Dia hanya mengangkat kedua bahunya dan menarik
garis senyum dari bibirnya sembari tangannya sibuk mengotak-atik kunci
kamarnya. Akhirnya mata kami bertemu. Meskipun sebagian rambutnya yang basah
menutupi garis alisnya, tapi aku masih bisa melihat ekspresi mukanya yang
sebenarnya tergolong muka orang tengil. Jujur saja aku benar-benar suka lawan pandangan dengan Mas Ardi. Mata yang khas dengan sedikit lingkaran hitam dibawah matanya, membuat aku ingin merawatnya. siapa yang bakal tahan ngeliat muka yang kayak panda gitu. hehehehe....
“Ohh, Ardi sudah pulang..” ucap Tante Diana.
“Lohh, gak pake jas hujan ya. Sampe basah kuyup gitu..”
“Iya, hehehe...” ucapnya sambil menyeringai
kecil.
“Alasan itu, biar ntar sakit terus
dimanja-manja sama Mbah Uti.” Celetuk Mila.
“Bener-bener dah, Mas Ardi ini licik
poollll...” sambung ku.
“Heeh gak boleh ngomong gitu dong... ntar kalo
Ardi beneran sakit gimana?”
“Nggak apa-apa kok ‘Te Di... mereka kan pada
iri sama saya, hehehe.” Balasnya kembali menyeringai dan berjalan masuk ke
kamarnya.
Bukannya si Mila nggak punya alasan ngomong
kayak gitu, karena hal itu emang beneran kejadian. Awal bulan kemarin contohnya.

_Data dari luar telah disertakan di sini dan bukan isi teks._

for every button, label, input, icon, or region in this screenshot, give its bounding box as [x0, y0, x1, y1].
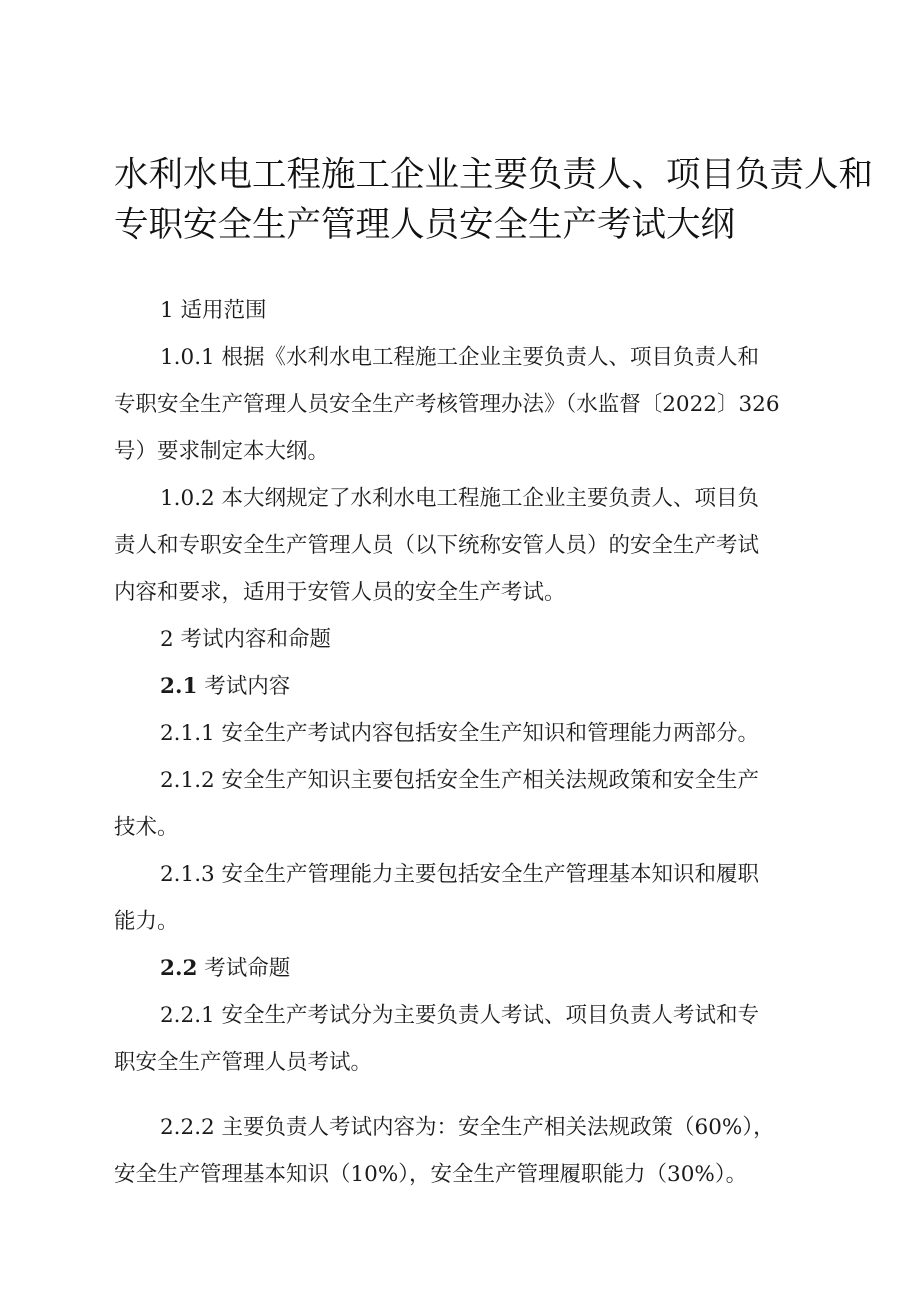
- subsection-heading-2-2: [160, 945, 290, 992]
- subsection-number: 2.2: [160, 956, 198, 981]
- title-line-1: 水利水电工程施工企业主要负责人、项目负责人和: [114, 155, 873, 195]
- paragraph-2-2-1-line-2: 职安全生产管理人员考试。: [114, 1050, 373, 1075]
- subsection-heading-2-1: [160, 663, 290, 710]
- subsection-title: 考试命题: [204, 956, 291, 981]
- paragraph-1-0-1-line-1: 1.0.1 根据《水利水电工程施工企业主要负责人、项目负责人和: [160, 345, 760, 370]
- paragraph-2-1-2-line-1: 2.1.2 安全生产知识主要包括安全生产相关法规政策和安全生产: [160, 768, 760, 793]
- paragraph-2-1-3-line-2: 能力。: [114, 909, 179, 934]
- subsection-number: 2.1: [160, 674, 198, 699]
- section-heading-2: 2 考试内容和命题: [160, 627, 332, 652]
- paragraph-2-2-2-line-1: 2.2.2 主要负责人考试内容为：安全生产相关法规政策（60%），: [160, 1115, 775, 1140]
- paragraph-2-2-1-line-1: 2.2.1 安全生产考试分为主要负责人考试、项目负责人考试和专: [160, 1003, 760, 1028]
- paragraph-2-1-1: 2.1.1 安全生产考试内容包括安全生产知识和管理能力两部分。: [160, 721, 760, 746]
- paragraph-2-1-2-line-2: 技术。: [114, 815, 179, 840]
- paragraph-1-0-1-line-3: 号）要求制定本大纲。: [114, 439, 330, 464]
- paragraph-1-0-2-line-2: 责人和专职安全生产管理人员（以下统称安管人员）的安全生产考试: [114, 533, 760, 558]
- paragraph-1-0-1-line-2: 专职安全生产管理人员安全生产考核管理办法》（水监督〔2022〕326: [114, 392, 780, 417]
- paragraph-2-2-2-line-2: 安全生产管理基本知识（10%），安全生产管理履职能力（30%）。: [114, 1162, 748, 1187]
- paragraph-1-0-2-line-3: 内容和要求，适用于安管人员的安全生产考试。: [114, 580, 566, 605]
- title-line-2: 专职安全生产管理人员安全生产考试大纲: [114, 205, 735, 245]
- section-heading-1: 1 适用范围: [160, 298, 267, 323]
- paragraph-1-0-2-line-1: 1.0.2 本大纲规定了水利水电工程施工企业主要负责人、项目负: [160, 486, 760, 511]
- document-title: [114, 150, 873, 250]
- subsection-title: 考试内容: [204, 674, 291, 699]
- paragraph-2-1-3-line-1: 2.1.3 安全生产管理能力主要包括安全生产管理基本知识和履职: [160, 862, 760, 887]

Sudah dua hari Mas Ardi sakit dan dia bener-bener dimanja sama Mbah Uti. Jadi
ceritanya, di hari kedua dia sakit dia harus pergi ke tempat pelatihan
kerjanya. Gitu Mas Ardi udah siap jalan bareng Mas Iwan. Alhasil Mas Iwan kena
semprot dari Mbah Uti.
“Wan... si Ardi itu lagi sakit. Jangan ajak
pergi dulu laah. Ntar kalo tambah sakit gimana?”
“Tapi
Mbah Uti..”
“Nggak ada tapi-tapian... Mbah Uti nggak mau
liat Ardi sakit-sakitan.”
Ya emang bener sih, di luar rumah juga emang
lagi hujan. Tapi nggak tau kenapa Mbah Uti so-over-protective
ke Mas Ardi. Masalahnya Mas Ardi kan bukan sapa-sapanya Mbah Uti. Mas Ardi
Cuma orang yang ngontrak salah satu
kamar di rumahnya Mbah Uti. Dan sialnya Mas Iwan yang notabene sebagai cucu
kandungnya Mbah Uti dan yang ngebawa Mas
Ardi buat tinggal di sini, malah dinomer-duakan sama Mbah Uti. Nggak hanya Mas
Iwan, tapi hal ini juga berlaku buat aku dan Mila yang juga cucu kandung Mbah
Uti. Jangan-jangan bentar lagi Mbah Uti bakal masukin nama Mas Ardi ke dalam daftar penerima warisannya.
Mas
Ardi pun keluar kamar setelah mengganti bajunya, tapi masih menggunakan celana
kantornya. Dengan baju kaos kuning yang digunakannya, membuat kulit Mas Ardi
terlihat lebih bersinar, meskipun muka kucelnya setelah capek di kantor tetap
terlihat. Iapun duduk di sofa panjang yang ada di depan kamarnya. Andai aja
Mila nggak duduk juga di sofa ini, pasti posisi duduk kami sudah sebelahan.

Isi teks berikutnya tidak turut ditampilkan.